February 03, 2012 03:45 am | Updated November 17, 2021 02:53 am IST - KOLKATA:

A day after the organisers of the 36 Kolkata International Book Fair refused to release the seventh volume of Bangladeshi writer Taslima Nasreen's autobiographical series Nirbasan (Exile), the book was launched at the Amar Ekushey Book Fair in Dhaka without a hitch.

“It is very good news that my book was released at the fair in Dhaka without any controversy. But it is strange too, given that I had been forced to leave Bangladesh for my writings 18 years ago and have not been able to return there since,” Ms. Nasreen told The Hindu over telephone from New Delhi.

The Amar Ekushey Book Fair, organised by the Bangla Academy — an organisation of the Bangladesh government — is one the biggest book fairs in that country, said an official of the Bangladesh Deputy High Commission in Kolkata.

“What Kolkata could not, Dhaka [did], even though I think that West Bengal is more progressive than Bangladesh in most respects”, Ms. Nasreen said.

“Neither the Bangladesh government nor the fundamentalists in that country who have been after me because of my secular beliefs and my struggle for people's liberties could stop the release of the book. This is indeed very encouraging”, she observed.

For Ms. Nasreen “the irony is that in India, with its secular and democratic government, my book could not be released at the scheduled venue, in a city which is considered progressive, while its launch was smooth in a country I have not been able to return to for 18 years”.

“The sad thought is that the launch of my book at arguably the biggest book fair organised in Bangladesh does not mean that the country's doors have been opened to me, however.”

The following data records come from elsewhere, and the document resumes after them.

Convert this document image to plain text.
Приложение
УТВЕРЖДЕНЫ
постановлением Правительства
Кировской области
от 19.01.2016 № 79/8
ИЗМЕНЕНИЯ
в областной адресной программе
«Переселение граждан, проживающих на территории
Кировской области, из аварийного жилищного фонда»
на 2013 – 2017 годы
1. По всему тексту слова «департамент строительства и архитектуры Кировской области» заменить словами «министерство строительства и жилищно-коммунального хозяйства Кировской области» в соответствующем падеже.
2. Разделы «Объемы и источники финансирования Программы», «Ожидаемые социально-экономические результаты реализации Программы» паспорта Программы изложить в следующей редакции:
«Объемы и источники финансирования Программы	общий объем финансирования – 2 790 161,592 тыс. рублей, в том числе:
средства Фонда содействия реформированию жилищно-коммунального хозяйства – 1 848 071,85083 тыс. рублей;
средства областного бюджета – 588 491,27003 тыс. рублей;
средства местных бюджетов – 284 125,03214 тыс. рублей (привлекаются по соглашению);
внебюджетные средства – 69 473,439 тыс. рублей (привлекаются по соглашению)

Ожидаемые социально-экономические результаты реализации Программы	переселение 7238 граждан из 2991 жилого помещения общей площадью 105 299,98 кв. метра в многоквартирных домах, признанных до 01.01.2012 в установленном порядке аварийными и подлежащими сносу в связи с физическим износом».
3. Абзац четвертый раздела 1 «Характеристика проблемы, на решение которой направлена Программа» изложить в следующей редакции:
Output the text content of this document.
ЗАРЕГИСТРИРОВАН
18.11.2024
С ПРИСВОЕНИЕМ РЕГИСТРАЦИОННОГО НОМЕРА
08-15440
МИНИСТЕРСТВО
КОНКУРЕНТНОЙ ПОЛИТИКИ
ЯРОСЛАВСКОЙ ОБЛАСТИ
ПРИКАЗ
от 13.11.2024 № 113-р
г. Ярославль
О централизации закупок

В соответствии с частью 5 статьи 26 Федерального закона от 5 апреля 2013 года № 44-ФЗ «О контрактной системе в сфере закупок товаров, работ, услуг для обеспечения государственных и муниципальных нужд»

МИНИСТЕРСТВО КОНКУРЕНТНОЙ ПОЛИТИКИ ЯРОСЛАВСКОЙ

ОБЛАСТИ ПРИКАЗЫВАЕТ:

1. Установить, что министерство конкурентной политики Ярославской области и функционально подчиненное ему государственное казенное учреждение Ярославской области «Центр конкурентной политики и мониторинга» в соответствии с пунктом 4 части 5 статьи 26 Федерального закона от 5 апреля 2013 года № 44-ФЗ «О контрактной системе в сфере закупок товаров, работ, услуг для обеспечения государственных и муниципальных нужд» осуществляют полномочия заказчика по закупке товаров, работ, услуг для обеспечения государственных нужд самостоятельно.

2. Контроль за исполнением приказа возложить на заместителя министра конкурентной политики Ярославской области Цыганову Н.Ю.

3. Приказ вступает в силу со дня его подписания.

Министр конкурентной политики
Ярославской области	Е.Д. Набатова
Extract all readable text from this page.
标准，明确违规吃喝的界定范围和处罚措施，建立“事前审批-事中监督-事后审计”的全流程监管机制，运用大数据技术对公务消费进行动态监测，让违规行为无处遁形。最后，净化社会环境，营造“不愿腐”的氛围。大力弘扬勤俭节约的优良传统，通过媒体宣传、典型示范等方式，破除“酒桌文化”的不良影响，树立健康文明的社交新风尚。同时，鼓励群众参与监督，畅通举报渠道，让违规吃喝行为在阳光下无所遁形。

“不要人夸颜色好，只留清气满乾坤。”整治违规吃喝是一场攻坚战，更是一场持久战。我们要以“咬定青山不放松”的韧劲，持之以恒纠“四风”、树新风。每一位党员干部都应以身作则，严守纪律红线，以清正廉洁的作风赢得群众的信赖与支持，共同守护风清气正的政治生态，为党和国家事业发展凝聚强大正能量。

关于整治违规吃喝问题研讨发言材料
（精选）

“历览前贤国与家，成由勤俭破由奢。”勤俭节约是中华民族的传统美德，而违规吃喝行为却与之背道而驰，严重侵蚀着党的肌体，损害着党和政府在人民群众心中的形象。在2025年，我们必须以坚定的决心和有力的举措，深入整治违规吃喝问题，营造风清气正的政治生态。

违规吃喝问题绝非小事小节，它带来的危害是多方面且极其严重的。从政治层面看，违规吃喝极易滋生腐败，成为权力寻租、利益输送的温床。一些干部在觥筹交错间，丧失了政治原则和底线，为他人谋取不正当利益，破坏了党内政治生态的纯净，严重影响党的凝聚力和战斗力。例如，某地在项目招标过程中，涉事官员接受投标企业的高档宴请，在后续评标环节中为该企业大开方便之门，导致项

Meanwhile, Ms. Nasreen has received no word for the past three months from the directors who had earlier signed contracts to make three films — one of these, a comedy around the fate of her cat after Ms. Nasreen was bundled out of Kolkata in 2007, and the other two based on two of her novels.

“What is strange that all the three directors have suddenly become silent regarding the projects even though they had signed contracts with me for the making of the films. Does one perceive a pattern somewhere: the controversy that had been raised over the release of my book at the Kolkata Book Fair and the silence on the part of these filmmakers?”